On Behalf of Cooper & Cooper Law Offices, PLLC | Jul 10, 2026 | Estate Planning |

Many people with special needs count on government assistance programs. These can include things like Medicaid or Social Security.

But when they apply for these benefits, there are restrictions placed upon them based on their income and assets. They essentially have to pass a means test. If they have too many assets or their income level is too high, they are not going to qualify.

This can sometimes be problematic when an elderly individual passes away and leaves that beneficiary an inheritance in their will. If the inheritance is large enough, it could raise their asset level so high that they are disqualified from the benefits they need. This often means that they first have to spend the inheritance down and then reapply.

A special needs trust does not count

The advantage of putting the inheritance into a special needs trust, instead of leaving it directly in a will, is that it does not count toward the person’s personal assets. Instead, it is the trust that owns the assets, so the money in that trust does not count toward the beneficiary’s total net worth.
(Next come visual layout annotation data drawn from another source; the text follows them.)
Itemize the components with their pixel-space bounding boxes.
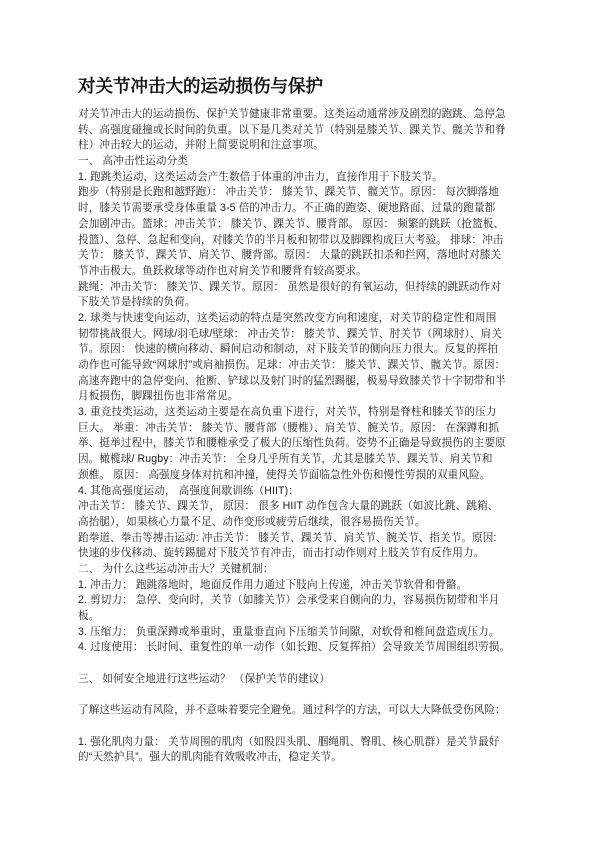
- page-title: 对关节冲击大的运动损伤与保护: [78, 76, 522, 96]
- text-line: 3. 重竞技类运动，这类运动主要是在高负重下进行，对关节，特别是脊柱和膝关节的压…: [78, 405, 522, 421]
- text-line: 了解这些运动有风险，并不意味着要完全避免。通过科学的方法，可以大大降低受伤风险：: [78, 703, 522, 719]
- text-line: 关节： 膝关节、踝关节、肩关节、腰背部。原因： 大量的跳跃扣杀和拦网，落地时对膝…: [78, 248, 522, 264]
- text-line: 时，膝关节需要承受身体重量 3-5 倍的冲击力。不正确的跑姿、硬地路面、过量的跑…: [78, 201, 522, 217]
- text-line: 柱）冲击较大的运动，并附上简要说明和注意事项。: [78, 138, 522, 154]
- text-line: 2. 球类与快速变向运动，这类运动的特点是突然改变方向和速度，对关节的稳定性和周…: [78, 311, 522, 327]
- text-line: 1. 强化肌肉力量： 关节周围的肌肉（如股四头肌、腘绳肌、臀肌、核心肌群）是关节…: [78, 735, 522, 751]
- text-line: 韧带挑战很大。网球/羽毛球/壁球： 冲击关节： 膝关节、踝关节、肘关节（网球肘）…: [78, 327, 522, 343]
- text-line: 跳绳：冲击关节： 膝关节、踝关节。原因： 虽然是很好的有氧运动，但持续的跳跃动作…: [78, 280, 522, 296]
- text-line: 4. 其他高强度运动， 高强度间歇训练（HIIT)：: [78, 484, 522, 500]
- text-line: 节冲击极大。鱼跃救球等动作也对肩关节和腰背有较高要求。: [78, 264, 522, 280]
- text-line: 跑步（特别是长跑和越野跑）： 冲击关节： 膝关节、踝关节、髋关节。原因： 每次脚…: [78, 185, 522, 201]
- text-line: 冲击关节： 膝关节、踝关节， 原因： 很多 HIIT 动作包含大量的跳跃（如波比…: [78, 499, 522, 515]
- text-line: 1. 跑跳类运动，这类运动会产生数倍于体重的冲击力，直接作用于下肢关节。: [78, 170, 522, 186]
- text-line: 的“天然护具”。强大的肌肉能有效吸收冲击，稳定关节。: [78, 750, 522, 766]
- text-line: 动作也可能导致“网球肘”或肩袖损伤。足球：冲击关节： 膝关节、踝关节、髋关节。原…: [78, 358, 522, 374]
- text-line: 1. 冲击力： 跑跳落地时，地面反作用力通过下肢向上传递，冲击关节软骨和骨骼。: [78, 578, 522, 594]
- text-line: 4. 过度使用： 长时间、重复性的单一动作（如长跑、反复挥拍）会导致关节周围组织…: [78, 640, 522, 656]
- text-line: 快速的步伐移动、旋转踢腿对下肢关节有冲击，而击打动作则对上肢关节有反作用力。: [78, 546, 522, 562]
- document-page: 对关节冲击大的运动损伤与保护 对关节冲击大的运动损伤、保护关节健康非常重要。这类…: [0, 0, 595, 841]
- text-line: [78, 687, 522, 703]
- text-line: 高抬腿），如果核心力量不足、动作变形或疲劳后继续，很容易损伤关节。: [78, 515, 522, 531]
- document-content: 对关节冲击大的运动损伤与保护 对关节冲击大的运动损伤、保护关节健康非常重要。这类…: [78, 76, 522, 766]
- text-line: 巨大。 举重：冲击关节： 膝关节、腰背部（腰椎）、肩关节、腕关节。原因： 在深蹲…: [78, 421, 522, 437]
- text-line: 颈椎。 原因： 高强度身体对抗和冲撞，使得关节面临急性外伤和慢性劳损的双重风险。: [78, 468, 522, 484]
- text-line: 二、 为什么这些运动冲击大？关键机制：: [78, 562, 522, 578]
- text-line: 举、挺举过程中，膝关节和腰椎承受了极大的压缩性负荷。姿势不正确是导致损伤的主要原: [78, 436, 522, 452]
- text-line: 对关节冲击大的运动损伤、保护关节健康非常重要。这类运动通常涉及剧烈的跑跳、急停急: [78, 107, 522, 123]
- document-body: 对关节冲击大的运动损伤、保护关节健康非常重要。这类运动通常涉及剧烈的跑跳、急停急…: [78, 107, 522, 766]
- text-line: 高速奔跑中的急停变向、抢断、铲球以及射门时的猛烈踢腿，极易导致膝关节十字韧带和半: [78, 374, 522, 390]
- text-line: 会加剧冲击。篮球：冲击关节： 膝关节、踝关节、腰背部。 原因： 频繁的跳跃（抢篮…: [78, 217, 522, 233]
- text-line: [78, 719, 522, 735]
- text-line: 因。橄榄球/ Rugby：冲击关节： 全身几乎所有关节，尤其是膝关节、踝关节、肩…: [78, 452, 522, 468]
- text-line: [78, 656, 522, 672]
- text-line: 投篮）、急停、急起和变向，对膝关节的半月板和韧带以及脚踝构成巨大考验。 排球：冲…: [78, 233, 522, 249]
- text-line: 下肢关节是持续的负荷。: [78, 295, 522, 311]
- text-line: 月板损伤，脚踝扭伤也非常常见。: [78, 389, 522, 405]
- text-line: 板。: [78, 609, 522, 625]
- text-line: 跆拳道、拳击等搏击运动: 冲击关节： 膝关节、踝关节、肩关节、腕关节、指关节。原…: [78, 531, 522, 547]
- text-line: 2. 剪切力： 急停、变向时，关节（如膝关节）会承受来自侧向的力，容易损伤韧带和…: [78, 593, 522, 609]
- text-line: 转、高强度碰撞或长时间的负重。以下是几类对关节（特别是膝关节、踝关节、髋关节和脊: [78, 123, 522, 139]
- text-line: 一、 高冲击性运动分类: [78, 154, 522, 170]
- text-line: 节。原因： 快速的横向移动、瞬间启动和制动，对下肢关节的侧向压力很大。反复的挥拍: [78, 342, 522, 358]
- text-line: 三、 如何安全地进行这些运动？ （保护关节的建议）: [78, 672, 522, 688]
- text-line: 3. 压缩力： 负重深蹲或举重时，重量垂直向下压缩关节间隙，对软骨和椎间盘造成压…: [78, 625, 522, 641]
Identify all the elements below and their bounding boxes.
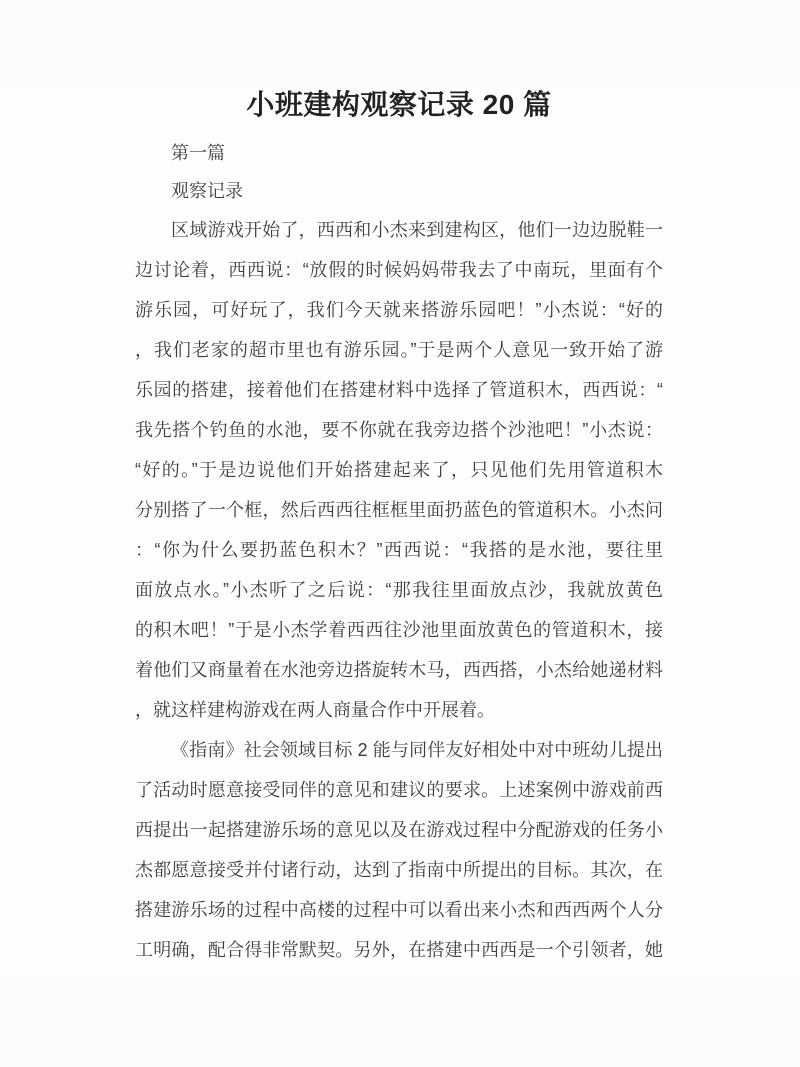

Ideally, a special needs trust also allows the trustee to make decisions about how to use the funds. They can consider what areas are covered by government benefits, for example, and then use the funds from the trust to help the beneficiary address other costs that may not be covered.

In other words, careful planning can help an inheritance go a long way without the unintended consequence of disqualifying someone from the benefits they need. If you are drafting an estate plan, make sure you know exactly what legal options you have at this time.